Alley Arts and Conference Centre

📍 Strabane, Tyrone

🏛️ Attraction

Last updated: 21 May 2026

Closed for restoration

Before you plan a visit: the Alley is shut. The theatre is closed for restoration works, and the official site doesn’t say when it will reopen or whether the gallery, café and bar are running in the meantime. Box office enquiries for workshops and festive events have moved to Strabane Library for now (Monday to Friday, 10am–4.30pm, 028 7138 4444). If you’re in Strabane while the doors are closed, the one thing still worth seeing is in the piazza out front.

Ambrose the Pig

Standing outside the main entrance is an 8ft bronze pig covered in Celtic swirls, nose tipped to the sky. The sculpture is Martin Heron’s Where Dreams Go, though no one in Strabane calls it that – it’s Ambrose the Pig. It marks what stood here before the arts centre: the town’s cattle and pig market. It’s the kind of detail that explains a site in one object, and you can see it any time without going in.

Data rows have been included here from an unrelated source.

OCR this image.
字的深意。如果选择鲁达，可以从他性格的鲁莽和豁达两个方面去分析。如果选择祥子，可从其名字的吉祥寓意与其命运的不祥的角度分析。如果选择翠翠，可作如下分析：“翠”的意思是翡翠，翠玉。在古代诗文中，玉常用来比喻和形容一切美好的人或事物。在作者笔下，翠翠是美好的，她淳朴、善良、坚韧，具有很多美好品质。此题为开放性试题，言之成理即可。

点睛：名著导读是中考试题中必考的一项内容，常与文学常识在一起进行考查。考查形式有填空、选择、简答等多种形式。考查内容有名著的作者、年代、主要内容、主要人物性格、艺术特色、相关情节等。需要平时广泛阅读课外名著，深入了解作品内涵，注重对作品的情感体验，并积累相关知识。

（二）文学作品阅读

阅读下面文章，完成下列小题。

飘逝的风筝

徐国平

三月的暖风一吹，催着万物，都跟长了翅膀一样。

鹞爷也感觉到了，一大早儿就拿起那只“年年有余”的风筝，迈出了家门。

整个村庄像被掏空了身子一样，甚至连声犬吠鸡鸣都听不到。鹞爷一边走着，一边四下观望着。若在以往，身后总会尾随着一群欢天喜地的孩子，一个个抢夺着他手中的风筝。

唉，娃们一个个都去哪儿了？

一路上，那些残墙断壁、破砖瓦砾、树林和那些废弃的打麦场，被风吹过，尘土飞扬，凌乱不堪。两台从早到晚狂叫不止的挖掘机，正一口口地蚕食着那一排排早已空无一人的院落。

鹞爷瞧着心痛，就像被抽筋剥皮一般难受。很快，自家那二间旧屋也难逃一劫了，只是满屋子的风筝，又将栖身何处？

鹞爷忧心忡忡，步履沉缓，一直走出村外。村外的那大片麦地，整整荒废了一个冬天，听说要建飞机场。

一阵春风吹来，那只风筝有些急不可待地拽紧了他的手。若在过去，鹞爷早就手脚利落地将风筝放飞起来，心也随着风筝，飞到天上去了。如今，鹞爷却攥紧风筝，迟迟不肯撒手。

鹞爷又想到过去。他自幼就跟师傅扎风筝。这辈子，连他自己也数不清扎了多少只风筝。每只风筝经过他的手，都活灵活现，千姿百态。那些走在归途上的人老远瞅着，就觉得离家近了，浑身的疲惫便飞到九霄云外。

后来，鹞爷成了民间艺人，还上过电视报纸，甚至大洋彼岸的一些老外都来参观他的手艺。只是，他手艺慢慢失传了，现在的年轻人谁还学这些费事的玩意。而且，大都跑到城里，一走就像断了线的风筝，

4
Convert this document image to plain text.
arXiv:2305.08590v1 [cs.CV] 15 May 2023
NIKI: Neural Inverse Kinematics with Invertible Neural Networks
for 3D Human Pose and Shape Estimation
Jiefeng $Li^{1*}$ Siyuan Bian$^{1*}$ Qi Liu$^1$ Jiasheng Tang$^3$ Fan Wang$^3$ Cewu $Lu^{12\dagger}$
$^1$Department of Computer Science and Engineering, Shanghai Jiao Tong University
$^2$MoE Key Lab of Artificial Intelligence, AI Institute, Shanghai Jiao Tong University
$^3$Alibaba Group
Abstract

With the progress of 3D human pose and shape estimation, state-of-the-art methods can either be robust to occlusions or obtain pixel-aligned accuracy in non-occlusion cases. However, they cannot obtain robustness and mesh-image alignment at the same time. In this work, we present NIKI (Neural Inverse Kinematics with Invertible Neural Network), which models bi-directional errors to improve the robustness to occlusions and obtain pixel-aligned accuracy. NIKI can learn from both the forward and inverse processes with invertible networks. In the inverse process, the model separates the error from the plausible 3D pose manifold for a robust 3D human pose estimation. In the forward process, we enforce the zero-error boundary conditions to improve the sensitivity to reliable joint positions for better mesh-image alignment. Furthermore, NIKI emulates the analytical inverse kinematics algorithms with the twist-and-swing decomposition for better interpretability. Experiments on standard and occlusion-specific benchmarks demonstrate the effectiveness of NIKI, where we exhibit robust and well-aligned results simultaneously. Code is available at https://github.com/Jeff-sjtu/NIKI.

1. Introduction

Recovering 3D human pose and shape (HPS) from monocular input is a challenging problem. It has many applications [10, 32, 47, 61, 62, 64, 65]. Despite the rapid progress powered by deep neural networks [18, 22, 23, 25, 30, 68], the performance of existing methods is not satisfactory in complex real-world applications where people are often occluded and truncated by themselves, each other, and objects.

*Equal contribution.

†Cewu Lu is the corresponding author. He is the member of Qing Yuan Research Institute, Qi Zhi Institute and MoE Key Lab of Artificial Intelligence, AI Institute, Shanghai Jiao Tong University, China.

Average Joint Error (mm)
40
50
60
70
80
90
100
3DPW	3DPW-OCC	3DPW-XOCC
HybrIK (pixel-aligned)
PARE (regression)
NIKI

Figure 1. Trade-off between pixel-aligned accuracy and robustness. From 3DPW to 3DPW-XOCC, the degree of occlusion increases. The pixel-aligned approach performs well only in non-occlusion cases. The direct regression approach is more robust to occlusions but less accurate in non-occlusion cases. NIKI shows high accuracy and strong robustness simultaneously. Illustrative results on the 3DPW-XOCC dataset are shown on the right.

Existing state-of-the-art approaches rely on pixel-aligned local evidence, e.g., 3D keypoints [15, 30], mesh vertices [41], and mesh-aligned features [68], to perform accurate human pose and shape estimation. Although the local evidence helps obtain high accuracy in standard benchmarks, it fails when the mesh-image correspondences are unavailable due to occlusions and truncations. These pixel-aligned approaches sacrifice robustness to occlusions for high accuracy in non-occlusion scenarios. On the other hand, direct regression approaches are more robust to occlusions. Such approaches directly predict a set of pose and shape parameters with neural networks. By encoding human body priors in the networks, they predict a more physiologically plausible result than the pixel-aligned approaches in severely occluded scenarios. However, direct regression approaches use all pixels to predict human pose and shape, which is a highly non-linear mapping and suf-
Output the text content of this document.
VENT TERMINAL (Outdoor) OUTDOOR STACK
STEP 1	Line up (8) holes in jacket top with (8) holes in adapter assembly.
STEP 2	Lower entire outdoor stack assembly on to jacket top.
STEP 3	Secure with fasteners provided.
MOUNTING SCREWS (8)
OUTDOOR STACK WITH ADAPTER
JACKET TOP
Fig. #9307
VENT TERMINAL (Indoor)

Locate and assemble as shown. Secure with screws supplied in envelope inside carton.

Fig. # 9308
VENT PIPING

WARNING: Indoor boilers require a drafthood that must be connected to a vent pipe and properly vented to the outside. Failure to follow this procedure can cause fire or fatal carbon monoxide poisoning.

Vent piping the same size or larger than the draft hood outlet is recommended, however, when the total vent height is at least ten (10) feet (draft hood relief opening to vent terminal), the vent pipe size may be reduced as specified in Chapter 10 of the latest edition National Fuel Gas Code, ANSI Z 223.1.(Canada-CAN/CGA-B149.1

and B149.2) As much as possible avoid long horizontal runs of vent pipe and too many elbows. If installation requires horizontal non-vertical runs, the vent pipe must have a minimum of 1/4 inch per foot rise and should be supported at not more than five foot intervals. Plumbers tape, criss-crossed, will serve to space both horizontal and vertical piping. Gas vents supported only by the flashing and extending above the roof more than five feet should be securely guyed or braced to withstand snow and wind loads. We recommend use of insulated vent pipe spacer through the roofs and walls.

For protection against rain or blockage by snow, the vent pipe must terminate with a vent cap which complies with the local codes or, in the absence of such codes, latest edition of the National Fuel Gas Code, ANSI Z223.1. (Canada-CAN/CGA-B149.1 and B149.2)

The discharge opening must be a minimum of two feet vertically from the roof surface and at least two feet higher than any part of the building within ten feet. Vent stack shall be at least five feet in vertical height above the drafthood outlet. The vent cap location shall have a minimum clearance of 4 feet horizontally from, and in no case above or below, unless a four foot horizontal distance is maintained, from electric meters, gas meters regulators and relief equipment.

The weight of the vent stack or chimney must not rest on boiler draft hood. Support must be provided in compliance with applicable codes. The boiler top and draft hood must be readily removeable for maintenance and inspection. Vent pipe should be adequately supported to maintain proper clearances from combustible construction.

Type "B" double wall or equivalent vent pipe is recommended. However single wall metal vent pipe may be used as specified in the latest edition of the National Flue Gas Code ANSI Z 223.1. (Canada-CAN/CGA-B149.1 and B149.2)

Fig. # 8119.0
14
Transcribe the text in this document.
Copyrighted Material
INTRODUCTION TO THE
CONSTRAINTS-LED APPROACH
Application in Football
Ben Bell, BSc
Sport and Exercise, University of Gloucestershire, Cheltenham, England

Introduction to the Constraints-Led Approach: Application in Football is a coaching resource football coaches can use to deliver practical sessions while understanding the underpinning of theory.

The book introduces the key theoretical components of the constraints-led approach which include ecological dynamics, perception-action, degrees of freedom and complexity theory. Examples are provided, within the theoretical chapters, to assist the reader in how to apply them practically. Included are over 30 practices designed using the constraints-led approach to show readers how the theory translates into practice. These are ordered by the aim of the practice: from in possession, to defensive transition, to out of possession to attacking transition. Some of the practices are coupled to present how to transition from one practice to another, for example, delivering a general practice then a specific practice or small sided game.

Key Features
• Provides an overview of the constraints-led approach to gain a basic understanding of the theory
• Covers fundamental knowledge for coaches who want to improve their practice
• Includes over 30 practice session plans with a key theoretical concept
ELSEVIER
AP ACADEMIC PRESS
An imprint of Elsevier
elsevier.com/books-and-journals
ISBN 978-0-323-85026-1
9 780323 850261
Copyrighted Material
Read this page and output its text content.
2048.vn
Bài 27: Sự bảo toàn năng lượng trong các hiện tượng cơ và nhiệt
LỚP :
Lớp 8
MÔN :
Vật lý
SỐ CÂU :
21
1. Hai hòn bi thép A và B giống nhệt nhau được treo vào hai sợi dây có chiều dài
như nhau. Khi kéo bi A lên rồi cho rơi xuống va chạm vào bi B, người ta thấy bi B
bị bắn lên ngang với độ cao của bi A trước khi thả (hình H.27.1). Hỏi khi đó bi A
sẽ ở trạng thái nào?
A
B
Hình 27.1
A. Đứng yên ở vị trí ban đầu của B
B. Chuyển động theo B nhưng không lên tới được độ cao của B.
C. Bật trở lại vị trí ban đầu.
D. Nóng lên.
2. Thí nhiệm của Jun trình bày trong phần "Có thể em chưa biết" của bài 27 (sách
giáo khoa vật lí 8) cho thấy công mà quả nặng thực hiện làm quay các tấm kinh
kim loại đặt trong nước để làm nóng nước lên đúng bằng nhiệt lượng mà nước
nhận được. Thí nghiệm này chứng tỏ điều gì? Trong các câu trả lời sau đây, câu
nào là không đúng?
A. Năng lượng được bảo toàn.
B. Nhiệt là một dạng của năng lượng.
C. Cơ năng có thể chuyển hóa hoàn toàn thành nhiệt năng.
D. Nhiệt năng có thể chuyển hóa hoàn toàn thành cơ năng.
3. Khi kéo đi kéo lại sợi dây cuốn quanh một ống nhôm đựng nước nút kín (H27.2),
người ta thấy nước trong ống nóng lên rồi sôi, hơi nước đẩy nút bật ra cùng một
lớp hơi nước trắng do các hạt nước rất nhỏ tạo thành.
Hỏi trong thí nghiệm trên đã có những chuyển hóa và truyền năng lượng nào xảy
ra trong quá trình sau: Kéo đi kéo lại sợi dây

The Alley is also the starting point of the Strabane Heritage Trail, a self-guided walk of about 3.5 miles (5.5km) taking in 28-odd points of local interest from Railway Street outwards. The trail map is free from the visitor information centre when it’s open, the community library, or as a download.

What the building is

The Alley opened in 2007, designed by Glenn Howells Architects with AJA, and named on the Strabane site of that old market. It went on to a good run of awards: Building of the Year 2009 from the Royal Society of Ulster Architects, a Green Apple Award for environmental regeneration, an Allianz Arts and Business Award, and a 2009 access award for disability provision.

At its core is a 270-seat auditorium with retractable seating, which is the genuinely useful trick of the place: the room converts from a standard theatre to a flat-floor cabaret layout, a round-table conference space or a banquet hall. Around it sit a dedicated art gallery showing work from across the UK and Ireland, six training and breakout rooms, a sound recording studio, Café Horizon, the fully licensed Alley Bar, and Strabane’s tourist information centre.

The festivals

The Alley earns its keep as a festival venue. It hosts three drama festivals a year – Stagewrite for primary schools, the North West Schools Drama Festival for colleges, and the Strabane Drama Festival, now one of the biggest in the North West. It has also staged the North West Music Festival, the largest brass band competition in the region, and the Johnny Crampsie Festival of Irish music. If you’re timing a visit around the building reopening, these are what to aim for.

Practical information

  • Status: Theatre temporarily closed for restoration. Check the website before travelling.
  • Box office (during closure): Strabane Library, Monday–Friday 10am–4.30pm.
  • Normal opening hours: Monday–Saturday 10am–5pm; Sunday closed. Box office Monday–Friday 10am–4.30pm.
  • Parking: Car parks on both sides of the building, with entrances left and right as you approach.
  • Contact: 028 7138 4444 | alley-theatre@dcsdc.com
  • Address: 1A Railway Street, Strabane, Co Tyrone, BT82 8EF.

Getting there and nearby

The venue sits just off the A5 in the town centre. Coming through Strabane, take Railway Street near the Lifford roundabout; the Alley is beside the community library, before Abercorn Square. It’s about 25 minutes from both Derry/Londonderry and Omagh, with road links on to Letterkenny, Belfast and Dublin.

If the building’s shut, build a day around the wider area instead:

  • Sion Mills – a preserved 19th-century linen mill village, about 3 miles south.
  • Beaghmore Stone Circles – a prehistoric complex of circles and alignments in open countryside.
  • Bessy Bell – a Sperrin summit walk with wide views over the valley.
  • Glenelly Valley – the longest valley in the Sperrins, good for gentle cycling.
  • Burnavon Arts Centre – the nearest working arts venue if the Alley is closed.